Kebijakan tersebut diberikan agar klub memiliki ruang melakukan rotasi dan penyesuaian komposisi pemain menghadapi fase akhir turnamen.
Regulasi Pertandingan Mengacu FIFA dan PSSI
Panitia menegaskan seluruh pertandingan Piala Presiden Elite 2026 akan menggunakan Laws of the Game terbaru FIFA serta regulasi PSSI.
Setiap pertandingan berlangsung selama 2x45 menit dengan jeda istirahat 15 menit.
Selain itu, regulasi disiplin juga diterapkan secara ketat. Pemain yang mendapatkan dua kartu kuning akan menjalani hukuman larangan bermain pada pertandingan berikutnya dan tidak diperbolehkan berada di bangku cadangan.

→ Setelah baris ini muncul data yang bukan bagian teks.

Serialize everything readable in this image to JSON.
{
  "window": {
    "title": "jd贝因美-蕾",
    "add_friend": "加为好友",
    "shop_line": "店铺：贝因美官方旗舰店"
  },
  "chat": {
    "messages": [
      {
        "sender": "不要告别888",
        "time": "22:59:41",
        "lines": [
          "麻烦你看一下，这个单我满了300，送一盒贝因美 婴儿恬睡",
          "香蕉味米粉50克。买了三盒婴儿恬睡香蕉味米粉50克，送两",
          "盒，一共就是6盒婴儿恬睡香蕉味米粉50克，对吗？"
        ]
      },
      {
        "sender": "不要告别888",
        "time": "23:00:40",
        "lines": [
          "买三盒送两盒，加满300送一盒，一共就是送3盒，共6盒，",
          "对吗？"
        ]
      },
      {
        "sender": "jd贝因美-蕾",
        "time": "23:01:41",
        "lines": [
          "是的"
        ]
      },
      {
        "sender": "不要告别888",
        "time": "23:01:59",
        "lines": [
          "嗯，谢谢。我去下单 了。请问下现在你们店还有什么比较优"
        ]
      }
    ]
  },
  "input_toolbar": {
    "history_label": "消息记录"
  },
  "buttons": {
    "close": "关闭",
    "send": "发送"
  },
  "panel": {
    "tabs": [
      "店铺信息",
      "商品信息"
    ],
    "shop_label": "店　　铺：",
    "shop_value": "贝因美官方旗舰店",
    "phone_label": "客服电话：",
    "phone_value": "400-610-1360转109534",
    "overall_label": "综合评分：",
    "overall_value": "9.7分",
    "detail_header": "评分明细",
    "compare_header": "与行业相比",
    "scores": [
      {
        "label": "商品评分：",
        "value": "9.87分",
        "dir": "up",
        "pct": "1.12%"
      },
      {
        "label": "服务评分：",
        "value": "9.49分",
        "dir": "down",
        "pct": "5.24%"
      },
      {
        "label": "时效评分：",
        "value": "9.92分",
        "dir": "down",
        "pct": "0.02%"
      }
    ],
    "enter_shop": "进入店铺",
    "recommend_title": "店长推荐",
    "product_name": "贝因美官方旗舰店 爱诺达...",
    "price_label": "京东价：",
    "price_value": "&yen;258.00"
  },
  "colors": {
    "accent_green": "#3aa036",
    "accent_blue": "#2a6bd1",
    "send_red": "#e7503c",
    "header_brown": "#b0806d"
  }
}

Setiap tim diperbolehkan mendaftarkan maksimal 12 pemain cadangan dengan kesempatan melakukan tiga kali pergantian pemain selama pertandingan.
Jumlah personel di bangku cadangan juga dibatasi, yakni maksimal 12 pemain dan 11 ofisial tim.
Panitia Pastikan Kondisi Pemain Tetap Menjadi Perhatian
Terkait kekhawatiran mengenai kondisi fisik pemain akibat jadwal padat, panitia memastikan aspek kesehatan dan keselamatan pemain tetap menjadi perhatian utama.
Setiap klub diberikan keleluasaan mengatur rotasi pemain, termasuk dengan adanya tambahan kuota pemain untuk fase gugur.
Selain itu, seluruh pertandingan tetap berada dalam pengawasan perangkat pertandingan profesional sesuai standar kompetisi.
"Tujuan utama Piala Presiden Elite 2026 adalah menghadirkan kompetisi berkualitas dengan mempertemukan klub-klub terbaik. Karena itu, seluruh keputusan penyelenggaraan selalu mempertimbangkan aspek kompetisi yang sehat, profesional, dan fair play," kata Tsamara.
Dengan dukungan AFC serta kesiapan seluruh peserta, panitia optimistis Piala Presiden Elite 2026 dapat berjalan sukses dan menjadi salah satu turnamen pramusim dengan standar internasional di kawasan Asia Tenggara.